After the funeral, I clutched my children, and they, my husband and I went to eat somewhere happy, somewhere we can empty all of the sad memories and replace it with the ones that just...happened. Those were the memories that filled us up with the warmth of happiness. My family and I ate at a delicious ice cream place where Anabelle and Dawson seemed to enjoy despite it was only their first visit. Annabelle ordered the usual chocolate ice cream cone and complained that the ice cream was too “watery” as usual. Dawson ordered the vanilla bowl and seemed to be taking more of a bath in the ice cream rather than eating it.
“Anabelle,” I said to my daughter as chocolate ice cream melted down her arm, “You need to eat fast. Here.” I pulled out a napkin and washed the cone off from the melted chocolate, and then I handed the cone back to my daughter as she enjoyed her ice cream cone again.
At this moment, it seemed more of a happy moment with my family rather than a sad moment. It was perhaps sad for my husband and I, but it definitely was not sad for the children who were eating their ice cream away. Besides, my children probably did not have any idea who Uhmma was. In fact, I am for sure that none of them knew who she was, and how important she was to me. But they would soon.
“Mommy,” Anabelle said, “Why were we at the church?”
My husband and I gave each other meaningful looks.

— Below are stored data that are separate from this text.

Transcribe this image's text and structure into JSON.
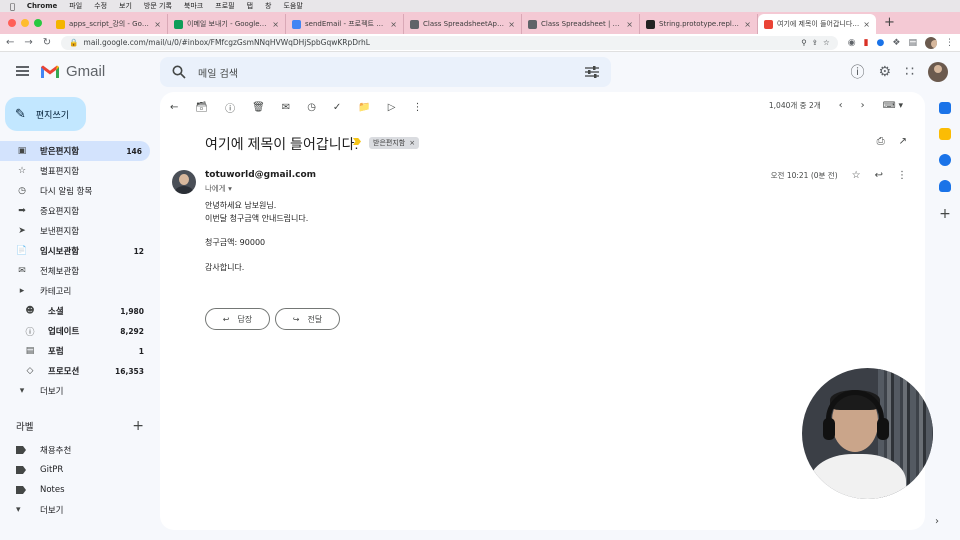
{
  "menubar": {
    "app": "Chrome",
    "items": [
      "파일",
      "수정",
      "보기",
      "방문 기록",
      "북마크",
      "프로필",
      "탭",
      "창",
      "도움말"
    ]
  },
  "tabs": [
    {
      "title": "apps_script_강의 - Google Drive",
      "color": "#f4b400"
    },
    {
      "title": "이메일 보내기 - Google Sheets",
      "color": "#0f9d58"
    },
    {
      "title": "sendEmail - 프로젝트 편집자 - Apps Script",
      "color": "#4285f4"
    },
    {
      "title": "Class SpreadsheetApp | Apps Script",
      "color": "#5f6368"
    },
    {
      "title": "Class Spreadsheet | Apps Script",
      "color": "#5f6368"
    },
    {
      "title": "String.prototype.replace() - JavaScript",
      "color": "#222222"
    },
    {
      "title": "여기에 제목이 들어갑니다. - totuworld@gmail.com",
      "color": "#ea4335",
      "active": true
    }
  ],
  "address": {
    "url": "mail.google.com/mail/u/0/#inbox/FMfcgzGsmNNqHVWqDHjSpbGqwKRpDrhL"
  },
  "header": {
    "logo_text": "Gmail",
    "search_placeholder": "메일 검색"
  },
  "compose_label": "편지쓰기",
  "nav": [
    {
      "label": "받은편지함",
      "count": "146",
      "icon": "inbox-icon",
      "active": true,
      "bold": true
    },
    {
      "label": "별표편지함",
      "count": "",
      "icon": "star-icon"
    },
    {
      "label": "다시 알림 항목",
      "count": "",
      "icon": "clock-icon"
    },
    {
      "label": "중요편지함",
      "count": "",
      "icon": "important-icon"
    },
    {
      "label": "보낸편지함",
      "count": "",
      "icon": "send-icon"
    },
    {
      "label": "임시보관함",
      "count": "12",
      "icon": "draft-icon",
      "bold": true
    },
    {
      "label": "전체보관함",
      "count": "",
      "icon": "all-mail-icon"
    },
    {
      "label": "카테고리",
      "count": "",
      "icon": "category-icon"
    },
    {
      "label": "소셜",
      "count": "1,980",
      "icon": "social-icon",
      "bold": true,
      "sub": true
    },
    {
      "label": "업데이트",
      "count": "8,292",
      "icon": "info-icon",
      "bold": true,
      "sub": true
    },
    {
      "label": "포럼",
      "count": "1",
      "icon": "forum-icon",
      "bold": true,
      "sub": true
    },
    {
      "label": "프로모션",
      "count": "16,353",
      "icon": "tag-icon",
      "bold": true,
      "sub": true
    },
    {
      "label": "더보기",
      "count": "",
      "icon": "chevron-down-icon"
    }
  ],
  "labels": {
    "heading": "라벨",
    "items": [
      "채용추천",
      "GitPR",
      "Notes"
    ],
    "more": "더보기"
  },
  "pager": {
    "text": "1,040개 중 2개"
  },
  "email": {
    "subject": "여기에 제목이 들어갑니다.",
    "label_chip": "받은편지함",
    "sender": "totuworld@gmail.com",
    "to": "나에게",
    "time": "오전 10:21 (0분 전)",
    "body": [
      "안녕하세요 남보원님.",
      "이번달 청구금액 안내드립니다.",
      "",
      "청구금액: 90000",
      "",
      "감사합니다."
    ]
  },
  "actions": {
    "reply": "답장",
    "forward": "전달"
  },
  "colors": {
    "accent_compose": "#c2e7ff",
    "active_nav": "#d3e3fd",
    "tabstrip": "#f4c9d4"
  }
}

“My Uhmma had gone to heaven with the--”
“Young,” My husband interrupted, noting that I may have gotten watery eyes in describing the event.
“She died,” I sighed.
“Mommy,” Anabelle said again, “Who was Uhmma?”
And for the first time that day, I seemed to smile. “Uhmma,” I explained, “was the greatest mother a person could have. And she was all mine.”
While sitting at a roadside ice cream store, I told my entire family the stories: from my family’s immigration from Korea to the day I left Uhmma for college. That day, it was like I could remember everything that happened in my life in detail than I had ever thought. And of course, my stories had brought my children closer to realizing who Uhmma really was, and how important she really was in my life.